Our budget views in blue: Income tax reliefs (e.g. sideways loss relief)

| 22nd March 2012

Sole trade losses and gift aid

These are being capped. Before, if a sole trader started a business and made opening year losses or other trading losses for example, he could relieve these against other income (sideways loss relief). This is now being restricted to the greater of 25% of income or £50,000. The same rules apply to gift aid donations (although the government will review the effect on charities).

This is completely out of sync with the government’s stated objectives. The law before encouraged entrepreneurs (especially those in employment) to make a commitment to the business knowing that they would at least get tax relief. Now this is being eroded.
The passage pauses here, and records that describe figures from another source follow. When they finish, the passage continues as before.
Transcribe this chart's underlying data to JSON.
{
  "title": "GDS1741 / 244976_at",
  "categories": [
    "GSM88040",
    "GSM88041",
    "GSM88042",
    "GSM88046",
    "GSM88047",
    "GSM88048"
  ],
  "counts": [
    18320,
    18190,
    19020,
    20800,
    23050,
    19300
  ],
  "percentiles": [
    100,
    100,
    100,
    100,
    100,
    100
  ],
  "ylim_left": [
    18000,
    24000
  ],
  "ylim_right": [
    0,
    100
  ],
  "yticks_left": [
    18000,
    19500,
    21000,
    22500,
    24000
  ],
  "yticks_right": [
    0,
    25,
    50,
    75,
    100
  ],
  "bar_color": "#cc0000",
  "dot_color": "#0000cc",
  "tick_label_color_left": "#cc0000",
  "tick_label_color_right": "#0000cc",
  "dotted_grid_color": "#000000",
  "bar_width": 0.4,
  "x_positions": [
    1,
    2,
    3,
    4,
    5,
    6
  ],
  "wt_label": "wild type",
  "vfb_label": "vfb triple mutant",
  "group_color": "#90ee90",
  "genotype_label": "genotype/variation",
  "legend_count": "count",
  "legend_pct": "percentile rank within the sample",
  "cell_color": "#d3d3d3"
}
The gift aid point marks a clear change in direction.



The major change is that you can invest more (£500k to £1m for EIS investment and no lower limit) and it is easier for companies to qualify (max. 50 employees before now 250)

More interestingly, it is now easier for someone to invest in his own company – loan capital does not “count” when deciding if you are connected (you cannot invest in a connected company broadly).

More interestingly still seed EIS schemes (first £100k of investment in each company with each company eligible for £150k in total) offer 50% tax back (30% for normal EIS)

Without a doubt this is very encouraging and ought to stimulate business. What we cannot fathom is why this is in place but the income tax relief on sole trade losses is being restricted. Are the government in favour of start-up businesses or not?